Before the Arab revolts of 2011, relations between Syria and Turkey were neighborly, along a border that stretches more than 500 miles. But six months into the Syrian uprising — which began with political protests met with a harsh security crackdown — Mr. Erdogan broke with Mr. Assad, saying he must step down.
Mr. Erdogan then went on to finance Syrian rebel groups and later allowed foreign recruits to the Islamic State and other jihadist militant groups to stream through Turkey into Syria.
But the Syrian war has taken a toll on Turkey, which is housing more than three million refugees and has suffered deadly attacks by the Islamic State and Kurdish groups.
Soon after Russia began its air campaign on behalf of Mr. Assad’s government in 2015, Turkey shot down a Russian warplane. Russia retaliated with sanctions that were devastating for Turkish trade and tourism.
Turkey’s antipathy toward the Kurds, oddly, is partly responsible for the reconciliation in Turkish-Russian relations and a Turkish shift away from insistence that Mr. Assad must go.
As Russian air power severely weakened Syria’s rebel forces, Turkey was willing to temper its support for them in exchange for Russia’s assent to a Turkish sphere of influence in northern Syria, where Turkey could block Kurdish expansion.
Mr. Erdogan’s condemnation of Mr.
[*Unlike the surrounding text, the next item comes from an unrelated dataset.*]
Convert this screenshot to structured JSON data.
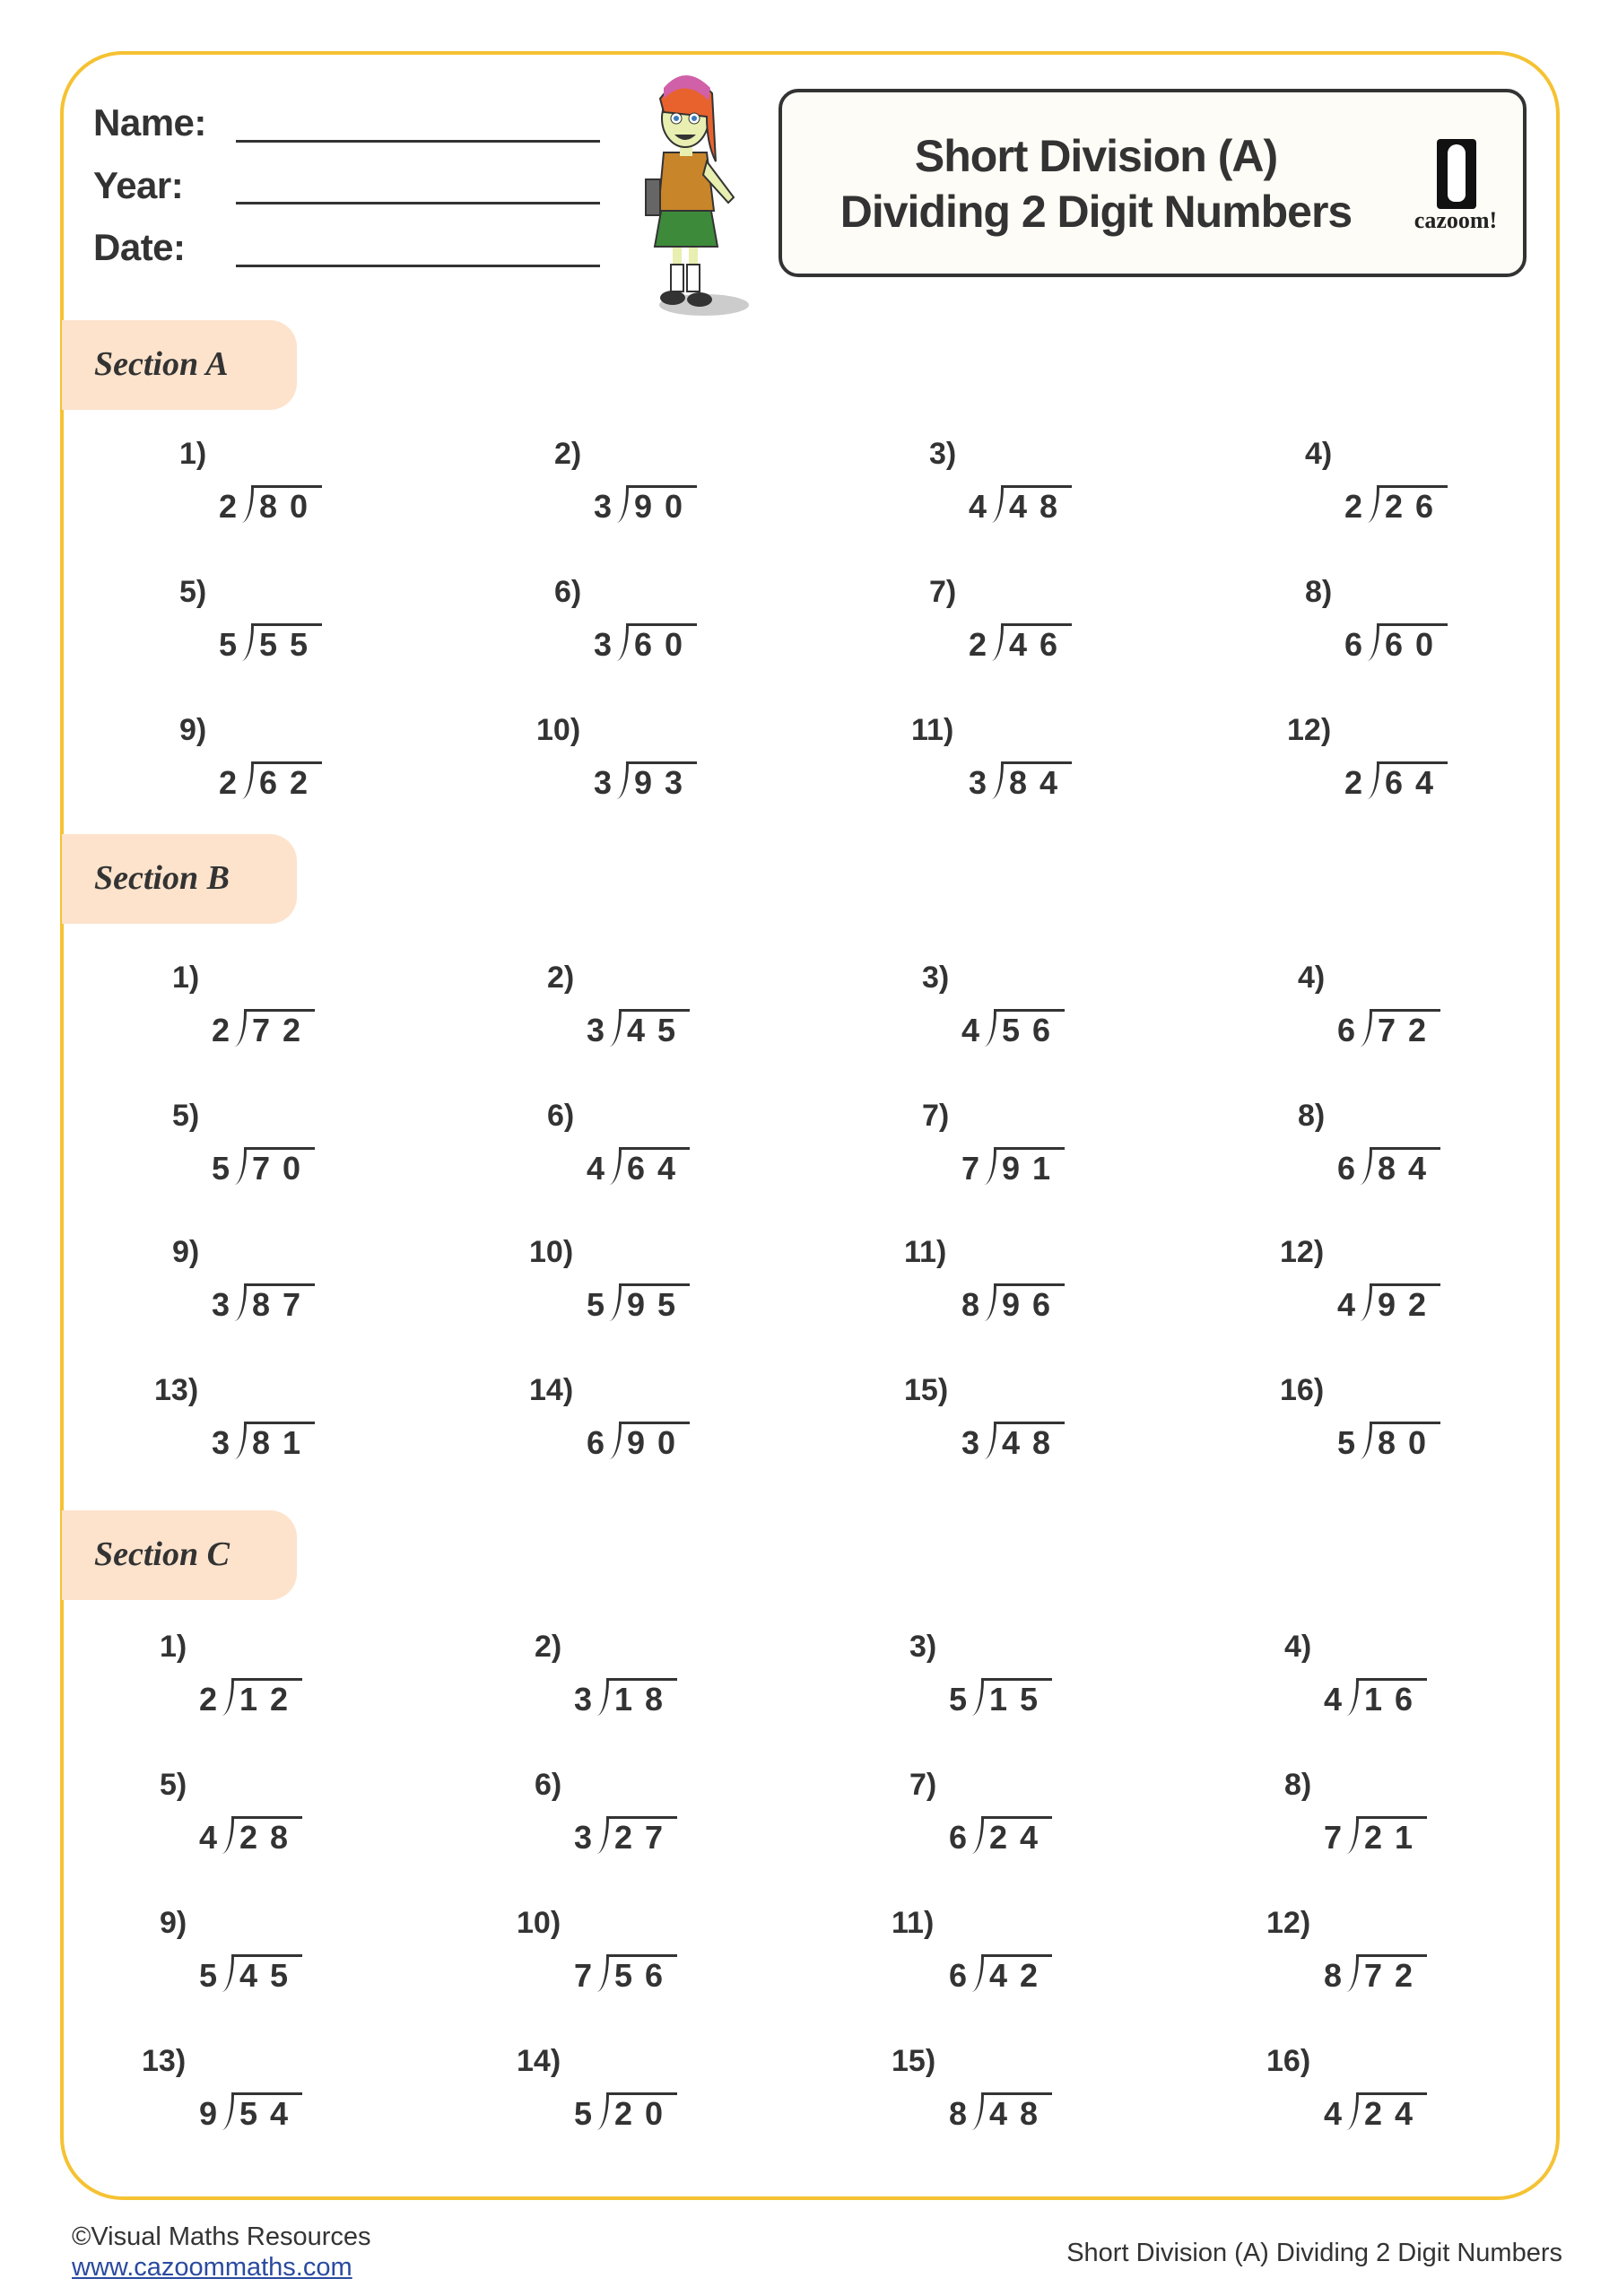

Assad on Wednesday came as the Syrian leader appeared to allow a humanitarian breakthrough, albeit a small one, in the besieged Syrian rebel-held enclave of Eastern Ghouta, home to about 400,000 people and the only major rebel stronghold near Damascus.
The International Committee of the Red Cross in Syria said on Wednesday that after protracted negotiations, it had been able to start medical evacuations from Eastern Ghouta.
The enclave has been targeted by Mr. Assad’s forces, and the United Nations has pleaded for his government to allow for the evacuation of around 500 patients, including children with cancer.